2) Why not just use social solutions for social problems? Why bother with STS?
Social analysis alone is not enough: regardless of the economic system,
must take technology design into account
3) How do normative issues (“values,” “ideology”) enter into STS? What is "the politics of design?"
a. Technophobe view: technology is inherently evil. (e.g. unibomber)
b. Techno-utopian view: technology is inherently good. (e.g. Walt Disney)
c. Technology is neutral view: “a hammer can be used to murder or to build a house. The technological artifacts themselves are therefore politically neutral.”
STS takes a 4th approach – the Social Constructionist view.
4) Examples of the social constructionist view:
a. Classist engineer Robert Moses constructs the bridges on Long Island such that low clearance bridges lead to beaches and parks, preventing poor people from cluttering up his nice areas reserved for the rich. After Moses dies, the bridges are still doing his dirty work – impossible to analyze under the “technology is neutral” view. Artifacts can have politics.
b. Power stations built in 1923 in Berlin show strong centralization, but those in London 1923 show strong decentralization – different “cultural styles.”
c.

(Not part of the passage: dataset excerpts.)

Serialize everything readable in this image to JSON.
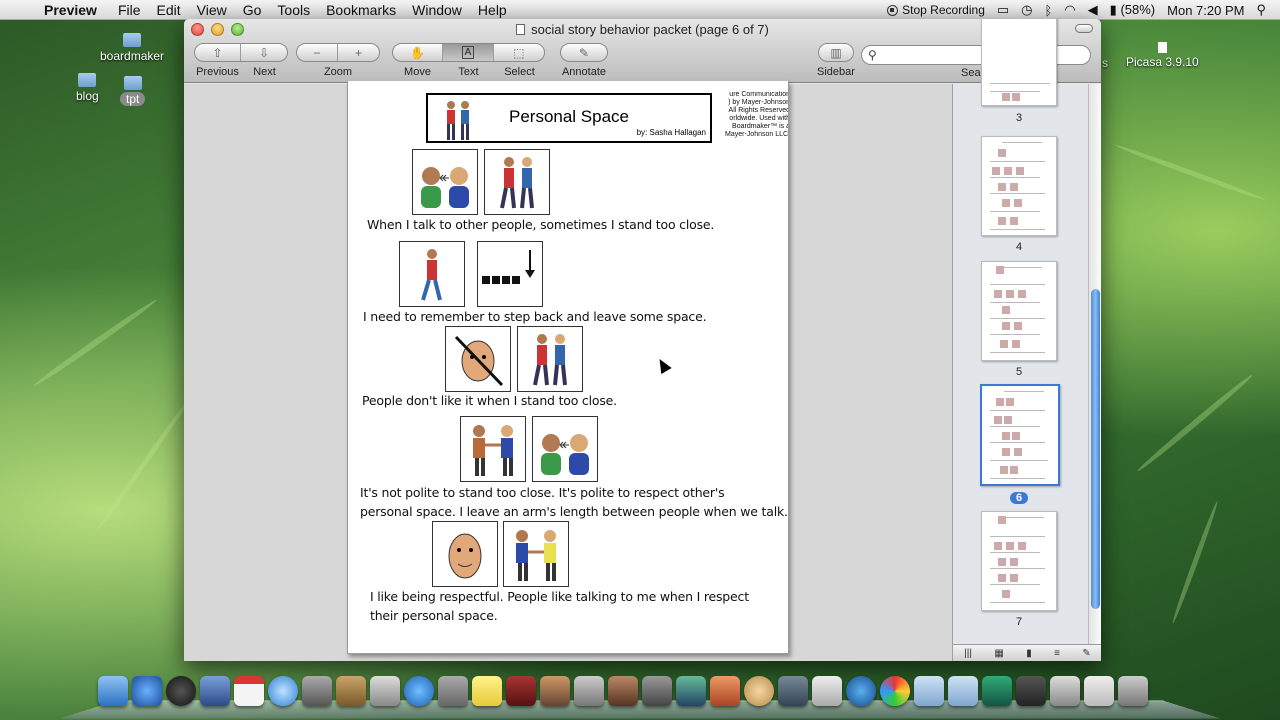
{
  "menubar": {
    "app": "Preview",
    "menus": [
      "File",
      "Edit",
      "View",
      "Go",
      "Tools",
      "Bookmarks",
      "Window",
      "Help"
    ],
    "status": {
      "recording": "Stop Recording",
      "battery": "(58%)",
      "clock": "Mon 7:20 PM"
    }
  },
  "desktop": {
    "icons": [
      "boardmaker",
      "blog",
      "tpt",
      "Picasa 3.9.10"
    ],
    "partial_label": "s"
  },
  "window": {
    "title": "social story behavior packet (page 6 of 7)",
    "toolbar": {
      "previous": "Previous",
      "next": "Next",
      "zoom": "Zoom",
      "move": "Move",
      "text": "Text",
      "select": "Select",
      "annotate": "Annotate",
      "sidebar": "Sidebar",
      "search": "Search",
      "search_value": ""
    }
  },
  "page": {
    "title": "Personal Space",
    "author": "by: Sasha Hallagan",
    "copyright": "ure Communication\n) by Mayer-Johnson\nAll Rights Reserved\norldwide. Used with\nBoardmaker™ is a\nMayer-Johnson LLC.",
    "captions": [
      "When I talk to other people, sometimes I stand too close.",
      "I need to remember to step back and leave some space.",
      "People don't like it when I stand too close.",
      "It's not polite to stand too close. It's polite to respect other's",
      "personal space. I leave an arm's length between people when we talk.",
      "I like being respectful. People like talking to me when I respect",
      "their personal space."
    ]
  },
  "sidebar": {
    "pages": [
      "3",
      "4",
      "5",
      "6",
      "7"
    ],
    "selected": "6"
  },
  "colors": {
    "accent": "#3b79d6",
    "selected_badge": "#3b79d6"
  }
}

The first voice recognition software worked better on men than women – not due to an individual’s sexist agency, but do the structural sexism in the institutions.
5) Given the vast number of social problems -- crime, poverty, pollution, health, racism, war, sexism, housing shortage, job shortage, starvation, teen pregnancy, drug addiction, etc. -- we might expect an equal diversity of design solutions. But instead, the vast majority of examples of "social awareness" in design focus on medical (e.g. design for the disabled) or environment (e.g. "green design). Why this contradiction?
6) Exercise: description of an affordance in one of your fave childhood toys.
(Note: select one affordance, as specifically as possible).